You do know there are a lot of happy rich people out there right? Easier to be happy when you’re rich vs. poor.
Anonymous
I work at a family law firm and have seen it all. Nothing to be envious about. Fakebook is fun but keep it light.

Run your race.
Anonymous
Don’t follow FB. I am 29, female, and single. Personally never cared to be married by 30, and don’t want kids until at least 35. I know two guys that got married out of college. Both put on a picture perfect life in social media, but are super unhappy. Both cheat on their wives. Have a couple of friends who are already divorced. I’m personally fine waiting until I’m older to settle down.
Anonymous
Anonymous wrote:I just noticed a friend of my younger sisters is pregnant on my Facebook feed. She is 26.married at 24. Her husband is also 26. I notice he is a stem major and probably makes bank.
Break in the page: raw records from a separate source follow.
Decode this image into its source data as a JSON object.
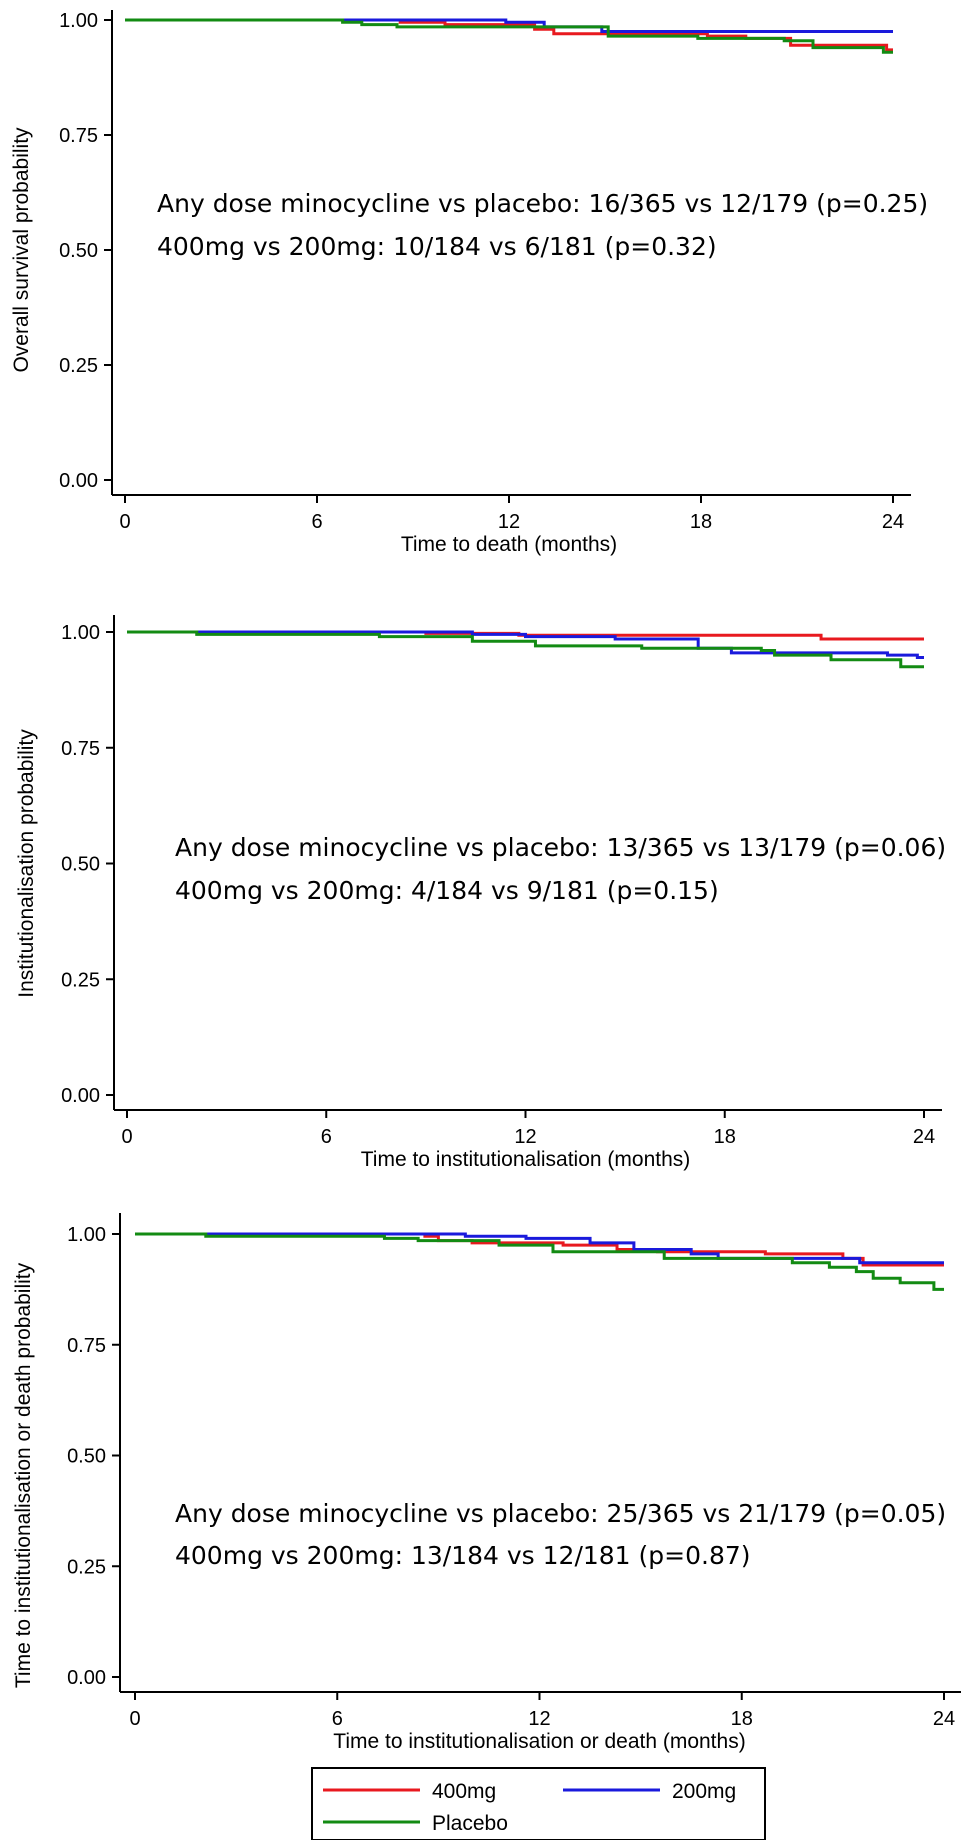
{
  "chart_data": [
    {
      "type": "line",
      "xlabel": "Time to death (months)",
      "ylabel": "Overall survival probability",
      "xlim": [
        0,
        24
      ],
      "ylim": [
        0,
        1
      ],
      "xticks": [
        "0",
        "6",
        "12",
        "18",
        "24"
      ],
      "yticks": [
        "0.00",
        "0.25",
        "0.50",
        "0.75",
        "1.00"
      ],
      "annotations": [
        "Any dose minocycline vs placebo: 16/365 vs 12/179 (p=0.25)",
        "400mg vs 200mg: 10/184 vs 6/181 (p=0.32)"
      ],
      "series": [
        {
          "name": "400mg",
          "color": "#e8191f",
          "x": [
            0,
            8.6,
            10,
            12.8,
            13.4,
            18.2,
            19.4,
            20.8,
            23.8,
            24
          ],
          "y": [
            1.0,
            0.995,
            0.99,
            0.98,
            0.97,
            0.965,
            0.96,
            0.945,
            0.935,
            0.935
          ]
        },
        {
          "name": "200mg",
          "color": "#1a1adc",
          "x": [
            0,
            6.8,
            11.9,
            13.1,
            14.9,
            24
          ],
          "y": [
            1.0,
            1.0,
            0.995,
            0.985,
            0.975,
            0.975
          ]
        },
        {
          "name": "Placebo",
          "color": "#138b13",
          "x": [
            0,
            6.8,
            7.4,
            8.5,
            15.1,
            17.9,
            20.6,
            21.5,
            23.7,
            24
          ],
          "y": [
            1.0,
            0.995,
            0.99,
            0.985,
            0.965,
            0.96,
            0.955,
            0.94,
            0.93,
            0.93
          ]
        }
      ]
    },
    {
      "type": "line",
      "xlabel": "Time to institutionalisation (months)",
      "ylabel": "Institutionalisation probability",
      "xlim": [
        0,
        24
      ],
      "ylim": [
        0,
        1
      ],
      "xticks": [
        "0",
        "6",
        "12",
        "18",
        "24"
      ],
      "yticks": [
        "0.00",
        "0.25",
        "0.50",
        "0.75",
        "1.00"
      ],
      "annotations": [
        "Any dose minocycline vs placebo: 13/365 vs 13/179 (p=0.06)",
        "400mg vs 200mg: 4/184 vs 9/181 (p=0.15)"
      ],
      "series": [
        {
          "name": "400mg",
          "color": "#e8191f",
          "x": [
            0,
            9,
            11.8,
            20.9,
            24
          ],
          "y": [
            1.0,
            0.997,
            0.993,
            0.985,
            0.985
          ]
        },
        {
          "name": "200mg",
          "color": "#1a1adc",
          "x": [
            0,
            2.1,
            10.4,
            12,
            14.7,
            17.2,
            18.2,
            22.9,
            23.8,
            24
          ],
          "y": [
            1.0,
            1.0,
            0.995,
            0.99,
            0.985,
            0.965,
            0.955,
            0.95,
            0.945,
            0.945
          ]
        },
        {
          "name": "Placebo",
          "color": "#138b13",
          "x": [
            0,
            2.1,
            7.6,
            10.4,
            12.3,
            15.5,
            19.1,
            19.5,
            21.2,
            23.3,
            24
          ],
          "y": [
            1.0,
            0.995,
            0.99,
            0.98,
            0.97,
            0.965,
            0.96,
            0.95,
            0.94,
            0.925,
            0.925
          ]
        }
      ]
    },
    {
      "type": "line",
      "xlabel": "Time to institutionalisation or death (months)",
      "ylabel": "Time to institutionalisation or death probability",
      "xlim": [
        0,
        24
      ],
      "ylim": [
        0,
        1
      ],
      "xticks": [
        "0",
        "6",
        "12",
        "18",
        "24"
      ],
      "yticks": [
        "0.00",
        "0.25",
        "0.50",
        "0.75",
        "1.00"
      ],
      "annotations": [
        "Any dose minocycline vs placebo: 25/365 vs 21/179 (p=0.05)",
        "400mg vs 200mg: 13/184 vs 12/181 (p=0.87)"
      ],
      "series": [
        {
          "name": "400mg",
          "color": "#e8191f",
          "x": [
            0,
            8.6,
            9,
            10,
            12.7,
            14.3,
            15.5,
            18.7,
            21,
            21.6,
            24
          ],
          "y": [
            1.0,
            0.995,
            0.985,
            0.98,
            0.975,
            0.965,
            0.96,
            0.955,
            0.945,
            0.93,
            0.93
          ]
        },
        {
          "name": "200mg",
          "color": "#1a1adc",
          "x": [
            0,
            2.1,
            9.8,
            11.6,
            13.5,
            14.8,
            16.5,
            17.3,
            21.5,
            24
          ],
          "y": [
            1.0,
            1.0,
            0.995,
            0.99,
            0.98,
            0.965,
            0.955,
            0.945,
            0.935,
            0.935
          ]
        },
        {
          "name": "Placebo",
          "color": "#138b13",
          "x": [
            0,
            2.1,
            7.4,
            8.4,
            10.8,
            12.4,
            15.7,
            19.5,
            20.6,
            21.4,
            21.9,
            22.7,
            23.7,
            24
          ],
          "y": [
            1.0,
            0.995,
            0.99,
            0.985,
            0.975,
            0.96,
            0.945,
            0.935,
            0.925,
            0.915,
            0.9,
            0.89,
            0.875,
            0.875
          ]
        }
      ]
    }
  ],
  "legend": [
    {
      "label": "400mg",
      "color": "#e8191f"
    },
    {
      "label": "200mg",
      "color": "#1a1adc"
    },
    {
      "label": "Placebo",
      "color": "#138b13"
    }
  ]
}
They look like they have their life figured out.

Meanwhile husband and I are early thirties. Still can’t afgord a child. Or a house.

Lol. Feel like a loser.


I think it depends on a person's personality really.

I got married at 24, DH was 35. So he was well established in his career when we married and its been an easy road. I love that I married young by todays standards. It probably wouldn't suit other people. Been married almost 22 years.
Anonymous
I don’t understand what marrying young has to do with you & your spouses’s educational choices - aka not STEM.

I got married at 25 and am about to turn 35. We too were not in the STEM field so had to work our way up. Couldn’t afford a kid in DC until age 32 and realized we have infertility struggles. The only benefit of not yet having a kid is that we’ve saved a lot toward a down payment so we can buy a nice home around here with a decent commute soon.

Marriage at any age has nothing to do with career field areas.

Also get off FB and stop comparing your life to others who probably live in a lower COL area.

Anonymous
Anonymous wrote:Don’t follow FB. I am 29, female, and single. Personally never cared to be married by 30, and don’t want kids until at least 35. I know two guys that got married out of college. Both put on a picture perfect life in social media, but are super unhappy. Both cheat on their wives. Have a couple of friends who are already divorced. I’m personally fine waiting until I’m older to settle down.


I know many guys cheating on their spouses.